SceneGATE: Scene-Graph based co-Attention networks for TExt visual question answering
This addresses the challenge of integrating multimodal information in TextVQA for applications like visual question answering with text, though it appears incremental in improving attention mechanisms.
The paper tackled the problem of TextVQA by proposing SceneGATE, a scene graph-based co-attention network that captures semantic relations between objects, OCR tokens, and question words, outperforming existing methods on Text-VQA and ST-VQA benchmarks.

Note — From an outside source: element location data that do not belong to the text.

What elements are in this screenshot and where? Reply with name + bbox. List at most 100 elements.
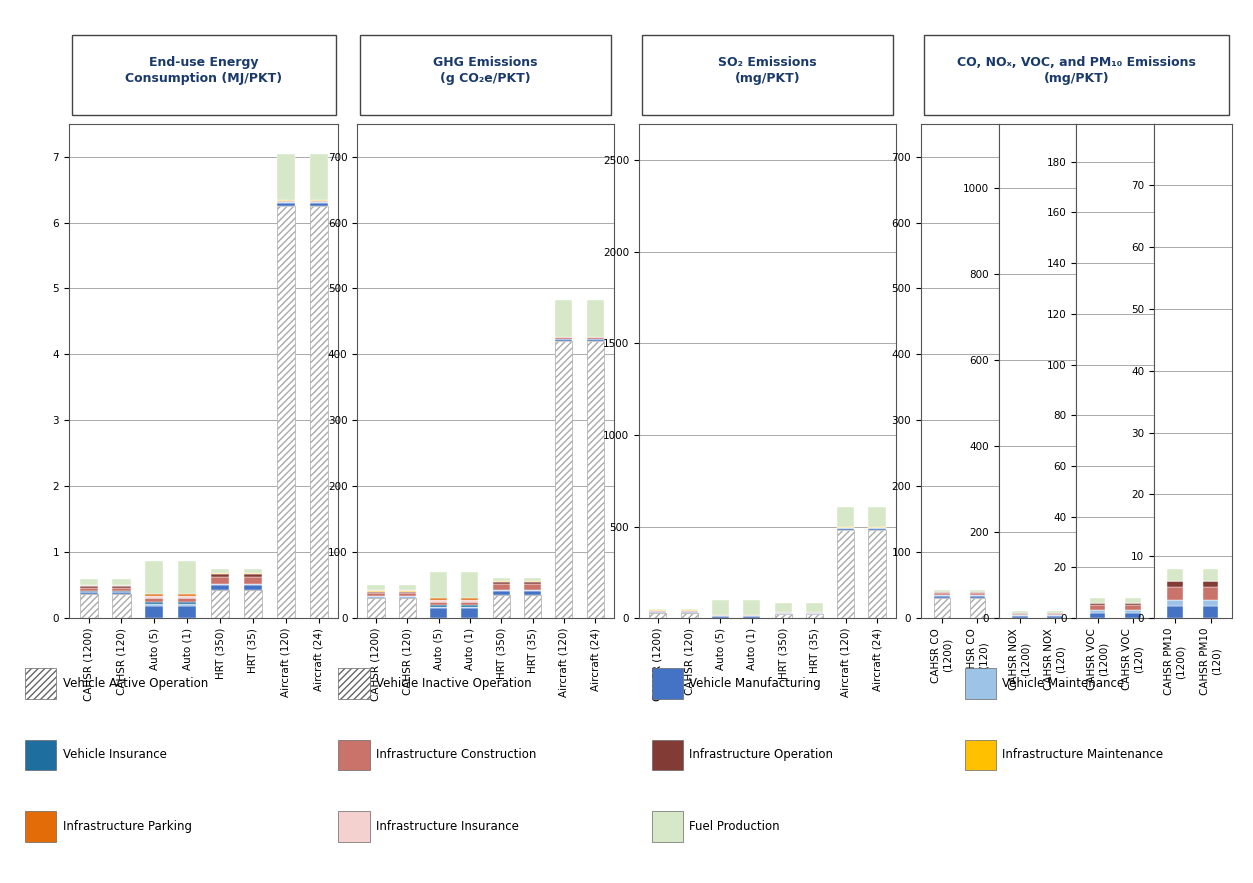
Bar (80, 593, 98, 618)
Bar (145, 606, 163, 618)
Bar (1203, 606, 1218, 618)
Bar (178, 599, 197, 601)
Bar (461, 599, 479, 600)
Bar (145, 604, 163, 606)
Bar (398, 599, 416, 618)
Bar (524, 585, 541, 590)
Bar (80, 586, 98, 588)
Bar (461, 600, 479, 601)
Bar (338, 668, 370, 698)
Bar (965, 668, 996, 698)
Bar (586, 339, 604, 341)
Bar (492, 577, 510, 580)
Bar (178, 601, 197, 604)
Bar (774, 615, 792, 618)
Bar (1168, 606, 1183, 618)
Bar (430, 607, 447, 608)
Bar (1012, 616, 1027, 618)
Bar (25, 740, 56, 770)
Bar (145, 601, 163, 604)
Text: GHG Emissions
(g CO₂e/PKT): GHG Emissions (g CO₂e/PKT) (434, 57, 538, 85)
Bar (1168, 581, 1183, 587)
Bar (868, 530, 886, 618)
Bar (80, 578, 98, 585)
Text: Vehicle Insurance: Vehicle Insurance (63, 749, 167, 761)
Bar (1048, 614, 1063, 615)
Bar (970, 593, 985, 595)
Bar (367, 585, 385, 591)
Bar (935, 592, 950, 593)
Bar (1012, 614, 1027, 615)
Bar (461, 602, 479, 605)
Bar (277, 206, 294, 618)
Bar (430, 608, 447, 618)
Bar (1203, 581, 1218, 587)
Bar (309, 154, 327, 200)
Bar (367, 592, 385, 593)
Bar (649, 609, 667, 610)
Bar (338, 811, 370, 842)
Bar (970, 596, 985, 599)
Bar (524, 591, 541, 595)
Bar (178, 606, 197, 618)
Bar (1125, 606, 1140, 610)
Text: Vehicle Manufacturing: Vehicle Manufacturing (689, 676, 821, 690)
Bar (80, 592, 98, 593)
Bar (935, 599, 950, 618)
Bar (970, 592, 985, 593)
Text: Vehicle Active Operation: Vehicle Active Operation (63, 676, 208, 690)
Bar (398, 592, 416, 593)
Text: Infrastructure Insurance: Infrastructure Insurance (376, 820, 519, 834)
Bar (1125, 598, 1140, 603)
Bar (211, 585, 229, 590)
Bar (1090, 606, 1105, 610)
Bar (178, 604, 197, 606)
Bar (461, 608, 479, 618)
Text: Infrastructure Operation: Infrastructure Operation (689, 749, 833, 761)
Bar (398, 593, 416, 596)
Bar (1090, 610, 1105, 613)
Bar (1090, 603, 1105, 606)
FancyBboxPatch shape (923, 35, 1229, 115)
Bar (1012, 611, 1027, 613)
Bar (244, 577, 262, 584)
Bar (837, 508, 855, 527)
Bar (837, 528, 855, 530)
Bar (774, 603, 792, 612)
Bar (652, 811, 683, 842)
Bar (1048, 611, 1063, 613)
Bar (461, 605, 479, 607)
Bar (244, 574, 262, 577)
Bar (1203, 587, 1218, 600)
Bar (935, 593, 950, 595)
Bar (586, 341, 604, 618)
Bar (367, 597, 385, 599)
Bar (524, 595, 541, 618)
Text: Vehicle Maintenance: Vehicle Maintenance (1002, 676, 1124, 690)
Bar (338, 740, 370, 770)
Bar (211, 572, 229, 574)
Bar (277, 200, 294, 202)
Bar (806, 612, 823, 613)
Bar (145, 599, 163, 601)
Bar (145, 596, 163, 598)
Bar (25, 668, 56, 698)
Bar (680, 612, 698, 613)
Text: End-use Energy
Consumption (MJ/PKT): End-use Energy Consumption (MJ/PKT) (125, 57, 282, 85)
FancyBboxPatch shape (71, 35, 336, 115)
Bar (244, 572, 262, 574)
Bar (430, 602, 447, 605)
Bar (461, 607, 479, 608)
Bar (1203, 600, 1218, 606)
Bar (113, 592, 130, 593)
Bar (367, 593, 385, 596)
Bar (277, 154, 294, 200)
Bar (309, 200, 327, 202)
Bar (1125, 610, 1140, 613)
Bar (492, 582, 510, 585)
Bar (524, 590, 541, 591)
Bar (970, 599, 985, 618)
Bar (492, 595, 510, 618)
Bar (309, 202, 327, 203)
Bar (649, 612, 667, 613)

Most TextVQA approaches focus on the integration of objects, scene texts and question words by a simple transformer encoder. But this fails to capture the semantic relations between different modalities. The paper proposes a Scene Graph based co-Attention Network (SceneGATE) for TextVQA, which reveals the semantic relations among the objects, Optical Character Recognition (OCR) tokens and the question words. It is achieved by a TextVQA-based scene graph that discovers the underlying semantics of an image. We created a guided-attention module to capture the intra-modal interplay between the language and the vision as a guidance for inter-modal interactions. To make explicit teaching of the relations between the two modalities, we proposed and integrated two attention modules, namely a scene graph-based semantic relation-aware attention and a positional relation-aware attention. We conducted extensive experiments on two benchmark datasets, Text-VQA and ST-VQA. It is shown that our SceneGATE method outperformed existing ones because of the scene graph and its attention modules.